Automatically Finding Rule-Based Neurons in OthelloGPT

TL;DR

This paper introduces an automated decision tree-based method to interpret neurons in OthelloGPT, revealing rule-based patterns and verifying their causal role in move prediction.

Contribution

It presents a novel approach to automatically extract human-readable rule-based neuron interpretations in a transformer model for Othello, enabling better understanding of its internal logic.

Findings

Approximately half of the neurons are described by rule-based decision trees with high accuracy.

Targeted neuron ablations significantly impair move prediction along identified patterns.

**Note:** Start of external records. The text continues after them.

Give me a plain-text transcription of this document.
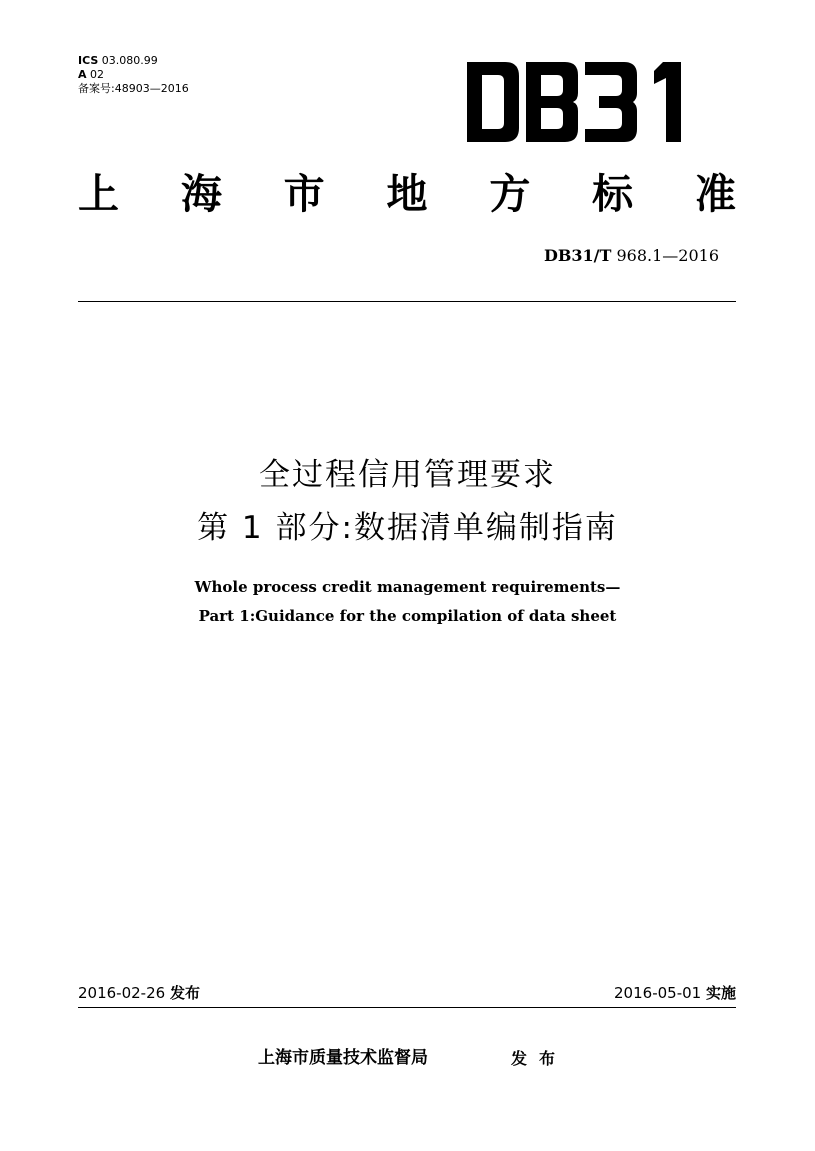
ICS 03.080.99
A 02
备案号:48903—2016
上 海 市 地 方 标 准
DB31/T 968.1—2016
全过程信用管理要求
第 1 部分:数据清单编制指南
Whole process credit management requirements—
Part 1:Guidance for the compilation of data sheet
2016-02-26 发布	2016-05-01 实施
上海市质量技术监督局	发布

Provides a Python tool for mapping game behaviors to neurons for future interpretability research.

Abstract

OthelloGPT, a transformer trained to predict valid moves in Othello, provides an ideal testbed for interpretability research. The model is complex enough to exhibit rich computational patterns, yet grounded in rule-based game logic that enables meaningful reverse-engineering. We present an automated approach based on decision trees to identify and interpret MLP neurons that encode rule-based game logic. Our method trains regression decision trees to map board states to neuron activations, then extracts decision paths where neurons are highly active to convert them into human-readable logical forms. These descriptions reveal highly interpretable patterns; for instance, neurons that specifically detect when diagonal moves become legal. Our findings suggest that roughly half of the neurons in layer 5 can be accurately described by compact, rule-based decision trees ($R^2 > 0.7$ for 913 of 2,048 neurons), while the remainder likely participate in more distributed or non-rule-based computations. We verify the causal relevance of patterns identified by our decision trees through targeted interventions. For a specific square, for specific game patterns, we ablate neurons corresponding to those patterns and find an approximately 5-10 fold stronger degradation in the model's ability to predict legal moves along those patterns compared to control patterns. To facilitate future work, we provide a Python tool that maps rule-based game behaviors to their implementing neurons, serving as a resource for researchers to test whether their interpretability methods recover meaningful computational structures.